Phyl-Undhu (2014, Time Spiral Press) 3 stars

An expedition into the indescribable.

Ineffective horror

2 stars

I came to this book from Sandifer's "Neoreaction a Basilisk", and even though that book is partly a commentary on this one, the commentary is in this case more interesting than its subject.

It may be that different people just have very different susceptibilities to horror, and that mine and Land's have little or no overlap. This brief story shows us two parents worried about their daughter, the three of them going into a somewhat interesting sensory-immersion video game together, and then coming out again (OR DO THEY??? [portentous orchestra hit]).

Even including that obvious final trope, nothing about it struck me as disturbing, scary, horrible, or anything else related to horror, although there were lots of multisyllabic words telling me how terror-inducing it all was. Okay, I guess? For some people?

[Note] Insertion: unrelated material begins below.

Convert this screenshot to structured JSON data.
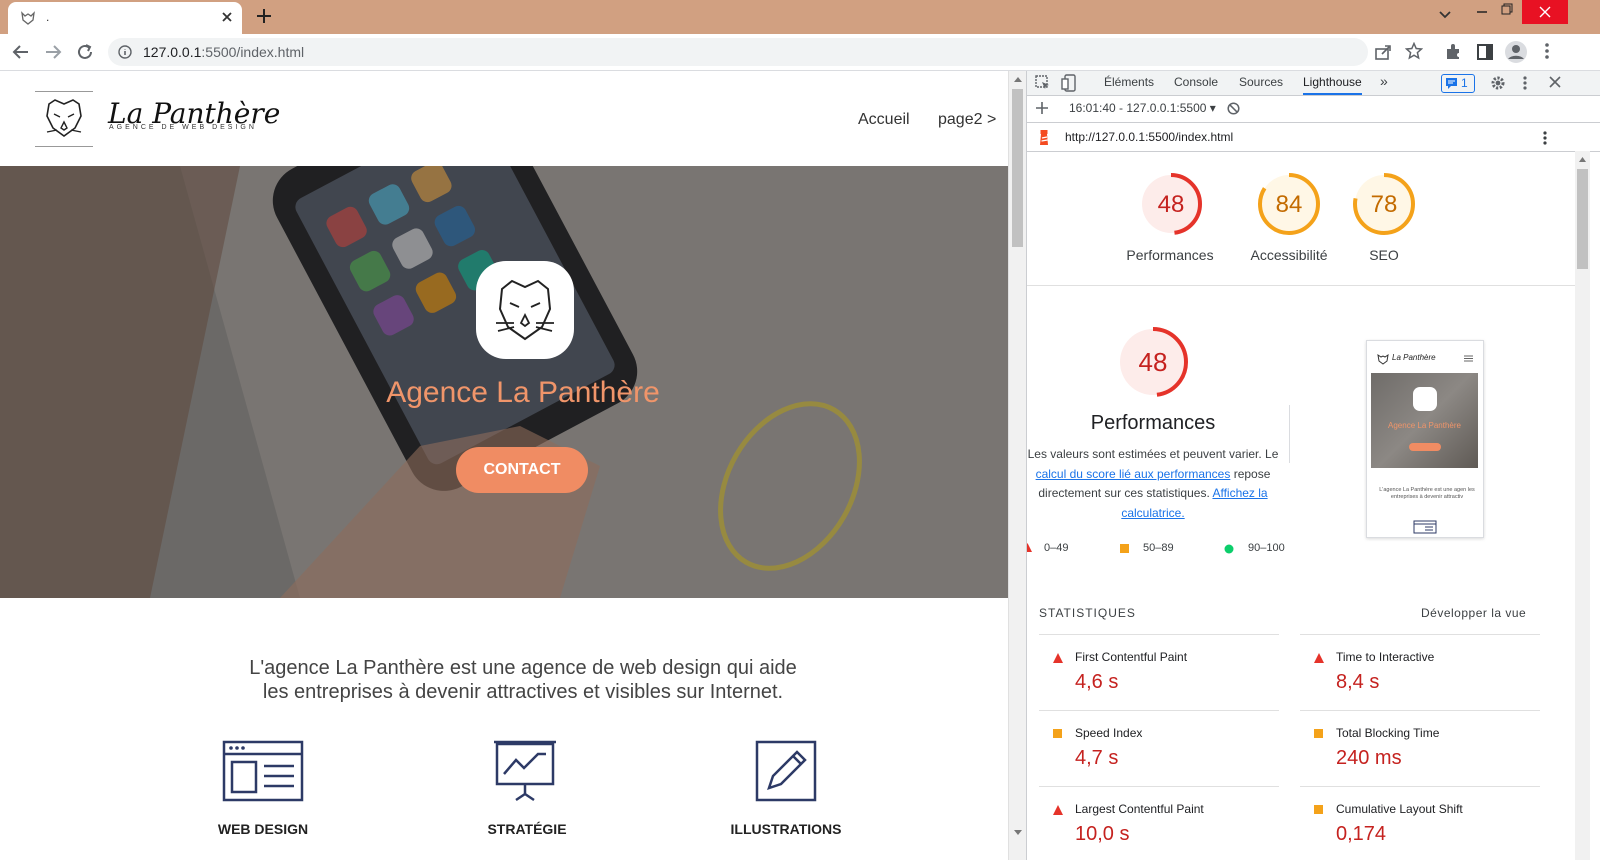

Various promising elements introduced early on (a creepy stuffed animal, a classmate attempting suicide after the daughter said something mysterious to them) are dropped and never taken up again; perhaps the reader is supposed to fill those bits in, but I didn't see anything in the video game world that would have had much of an effect on a modern youth, except possibly to get them to try a free trial subscription.

Given that I didn't find any horror in the horror story, it's perhaps not surprising that I didn't find the analysis of horror in general, and the horror of Fermi Paradox in particular, especially convincing either. It seems to me that horror, to be effective, must be grounded in the concrete and visceral, even if has a significant component in the abstract and unknown. A fly-covered liver can be horrible by itself; the purely abstract idea that something we currently haven't thought of might remove humanity from the universe sometime, not so much.